Poznajcie koty z wirusem FIV, czyli te, które najrzadziej znajdują nowe domy…
Zacznijmy od tego, czym tak naprawdę jest FiV – to zespół nabytego niedoboru immunologicznego u kotów, wywoływany przez retrowirus FiV. Choroba ta występuje u blisko 11% kociaków na świecie.
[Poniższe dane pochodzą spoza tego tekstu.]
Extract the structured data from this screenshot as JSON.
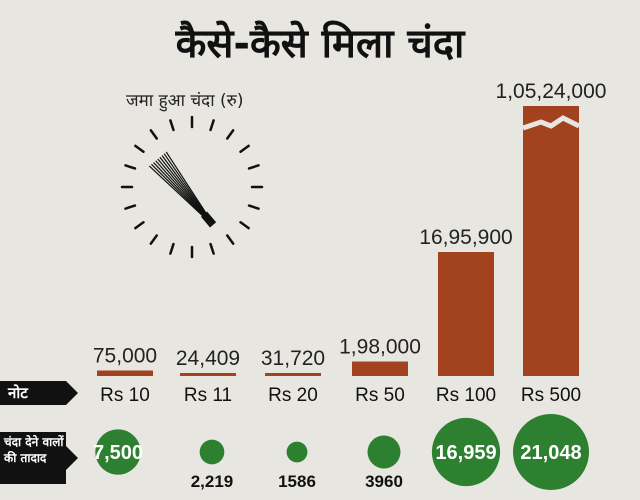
{
  "title": "कैसे-कैसे मिला चंदा",
  "chart_data": {
    "type": "bar",
    "title": "कैसे-कैसे मिला चंदा",
    "subtitle": "जमा हुआ चंदा (रु)",
    "categories": [
      "Rs 10",
      "Rs 11",
      "Rs 20",
      "Rs 50",
      "Rs 100",
      "Rs 500"
    ],
    "values": [
      75000,
      24409,
      31720,
      198000,
      1695900,
      10524000
    ],
    "value_labels": [
      "75,000",
      "24,409",
      "31,720",
      "1,98,000",
      "16,95,900",
      "1,05,24,000"
    ],
    "axis_break": true,
    "bar_color": "#a3421f",
    "row_labels": {
      "notes": "नोट",
      "donors": "चंदा देने वालों की तादाद"
    },
    "donors": {
      "values": [
        7500,
        2219,
        1586,
        3960,
        16959,
        21048
      ],
      "labels": [
        "7,500",
        "2,219",
        "1586",
        "3960",
        "16,959",
        "21,048"
      ],
      "label_inside": [
        true,
        false,
        false,
        false,
        true,
        true
      ],
      "color": "#2e8031"
    }
  }
}
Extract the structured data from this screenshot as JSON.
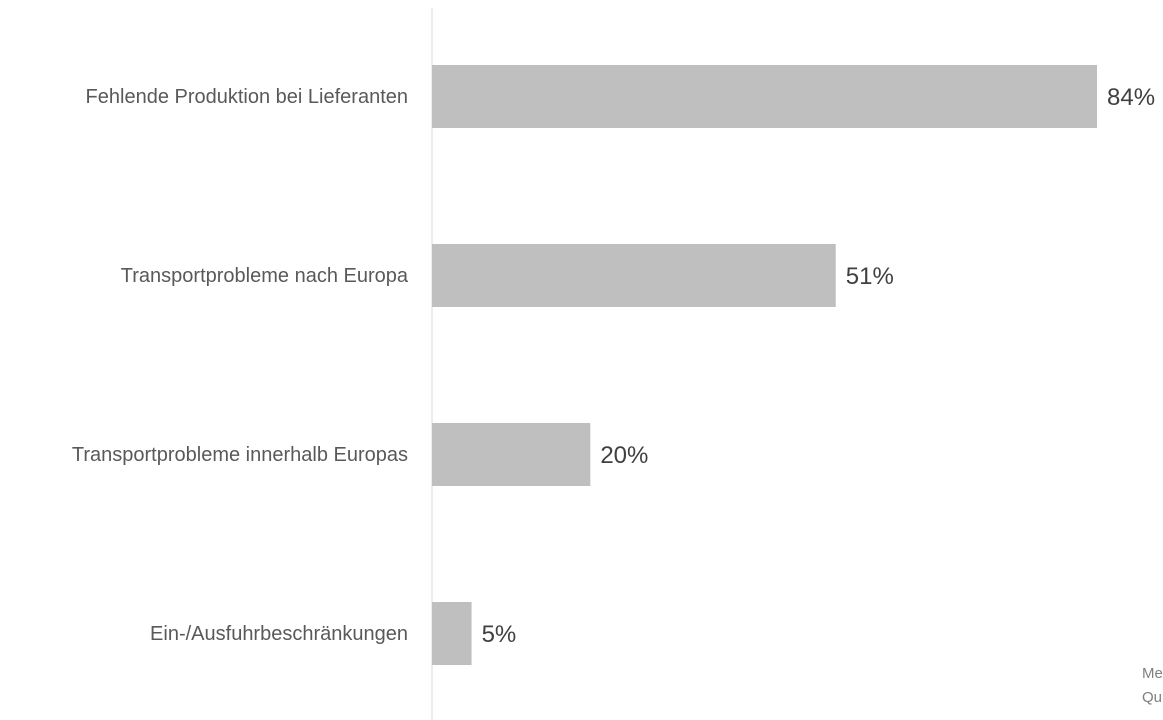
{
  "chart_data": {
    "type": "bar",
    "orientation": "horizontal",
    "categories": [
      "Fehlende Produktion bei Lieferanten",
      "Transportprobleme nach Europa",
      "Transportprobleme innerhalb Europas",
      "Ein-/Ausfuhrbeschränkungen"
    ],
    "values": [
      84,
      51,
      20,
      5
    ],
    "value_labels": [
      "84%",
      "51%",
      "20%",
      "5%"
    ],
    "color": "#bfbfbf",
    "notes": [
      "Me",
      "Qu"
    ]
  }
}
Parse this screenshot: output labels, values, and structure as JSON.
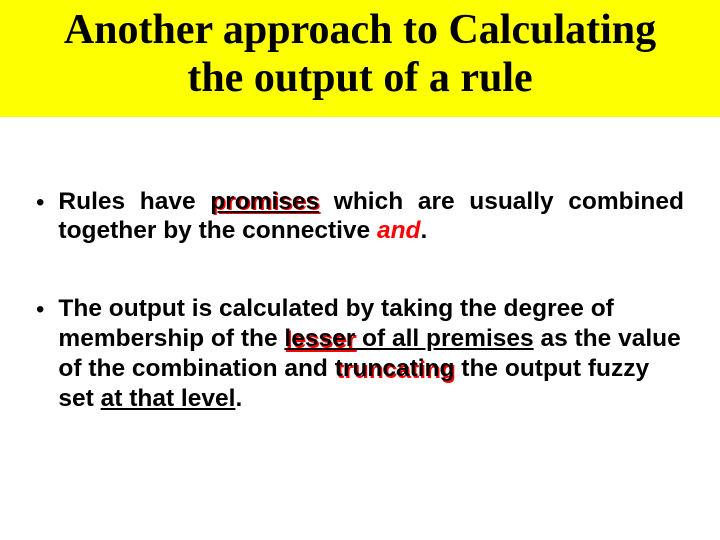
{
  "colors": {
    "title_bg": "#feff00",
    "text": "#000000",
    "accent": "#ff0000",
    "background": "#ffffff"
  },
  "typography": {
    "title_font_family": "Times New Roman",
    "body_font_family": "Arial",
    "title_fontsize_pt": 32,
    "body_fontsize_pt": 18,
    "title_weight": "bold",
    "body_weight": "bold"
  },
  "title": {
    "line1": "Another approach to Calculating",
    "line2": "the output of a rule"
  },
  "bullets": {
    "b1": {
      "seg1": "Rules have ",
      "promises": "promises",
      "seg2": " which are usually combined together by the connective ",
      "and": "and",
      "period": "."
    },
    "b2": {
      "seg1": "The output is calculated by taking the degree of membership of the ",
      "lesser": "lesser",
      "seg2": " of all premises",
      "seg3": " as the value of the combination and ",
      "truncating": "truncating",
      "seg4": " the output fuzzy set ",
      "atlevel": "at that level",
      "period": "."
    }
  }
}
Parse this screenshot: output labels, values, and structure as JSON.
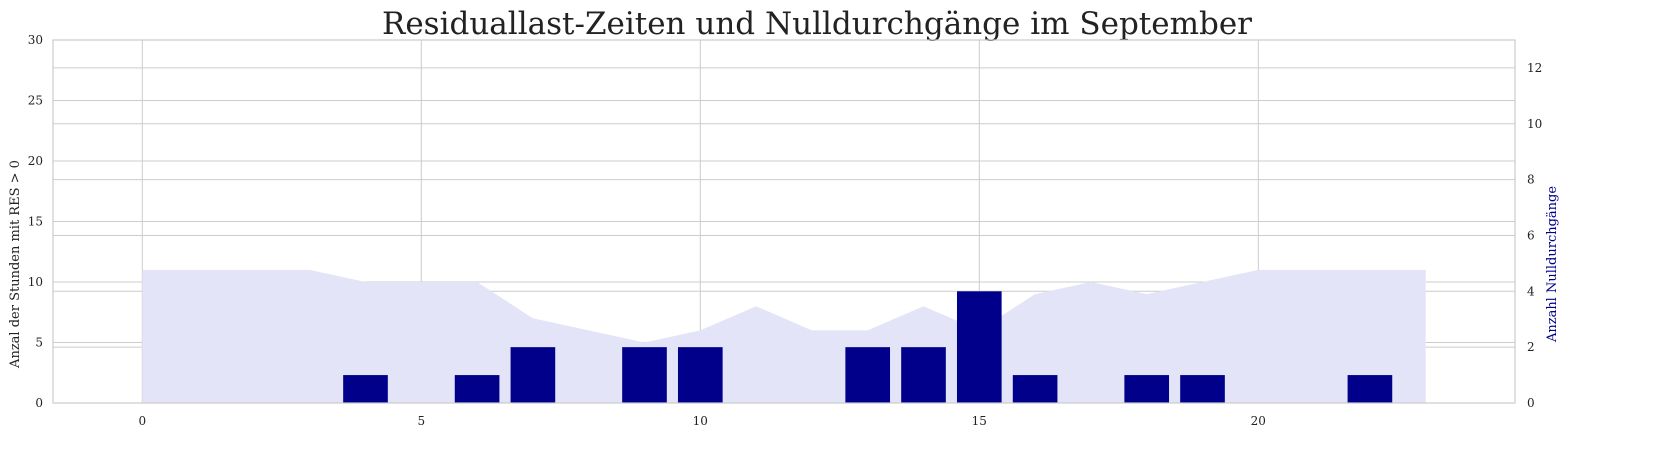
{
  "chart_data": {
    "type": "bar",
    "title": "Residuallast-Zeiten und Nulldurchgänge im September",
    "xlabel": "",
    "ylabel": "Anzal der Stunden mit RES > 0",
    "y2label": "Anzahl Nulldurchgänge",
    "xlim": [
      -1.6,
      24.6
    ],
    "ylim": [
      0,
      30
    ],
    "y2lim": [
      0,
      13
    ],
    "xticks": [
      0,
      5,
      10,
      15,
      20
    ],
    "yticks": [
      0,
      5,
      10,
      15,
      20,
      25,
      30
    ],
    "y2ticks": [
      0,
      2,
      4,
      6,
      8,
      10,
      12
    ],
    "grid": true,
    "area": {
      "name": "",
      "axis": "left",
      "color": "#e3e4f7",
      "x": [
        0,
        1,
        2,
        3,
        4,
        5,
        6,
        7,
        8,
        9,
        10,
        11,
        12,
        13,
        14,
        15,
        16,
        17,
        18,
        19,
        20,
        21,
        22,
        23
      ],
      "y": [
        11,
        11,
        11,
        11,
        10,
        10,
        10,
        7,
        6,
        5,
        6,
        8,
        6,
        6,
        8,
        6,
        9,
        10,
        9,
        10,
        11,
        11,
        11,
        11
      ]
    },
    "bars": {
      "name": "",
      "axis": "right",
      "color": "#00008b",
      "x": [
        0,
        1,
        2,
        3,
        4,
        5,
        6,
        7,
        8,
        9,
        10,
        11,
        12,
        13,
        14,
        15,
        16,
        17,
        18,
        19,
        20,
        21,
        22,
        23
      ],
      "values": [
        0,
        0,
        0,
        0,
        1,
        0,
        1,
        2,
        0,
        2,
        2,
        0,
        0,
        2,
        2,
        4,
        1,
        0,
        1,
        1,
        0,
        0,
        1,
        0
      ]
    }
  }
}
Niestety Fiv jest schorzeniem nieuleczalnym – wielu właścicieli kotów słysząc tę diagnozę myślą, że jest to swego rodzaju wyrok, a kot nigdy nie będzie żył normalnie.
Nic bardziej mylnego!
Dzięki odpowiedniej opiece można przedłużyć życie mruczka i znacząco podnieść jego komfort. Podstawą w przypadku kota z FiV jest monitorowanie jego stanu zdrowia. Ważne jest, by nie narażać kota na infekcje, pamiętając o jego obniżonej odporności. Właściwa dieta, bezstresowe życie z kochającym opiekunem i regularne wizyty u weterynarza zwiększają szanse na szczęśliwe I zdrowe życie kota.
PODSUMOWUJĄC:
Po pierwsze:
Wirus NIE przenosi się na ludzi oraz inne zwierzęta (oprócz kotów).
Nie jest też zdolny do przetrwania przez dłuższy czas poza organizmem kota, dlatego nie musimy się obawiać, że np. odwiedzając znajomych, którzy mają kota, przypadkowo go zarazimy.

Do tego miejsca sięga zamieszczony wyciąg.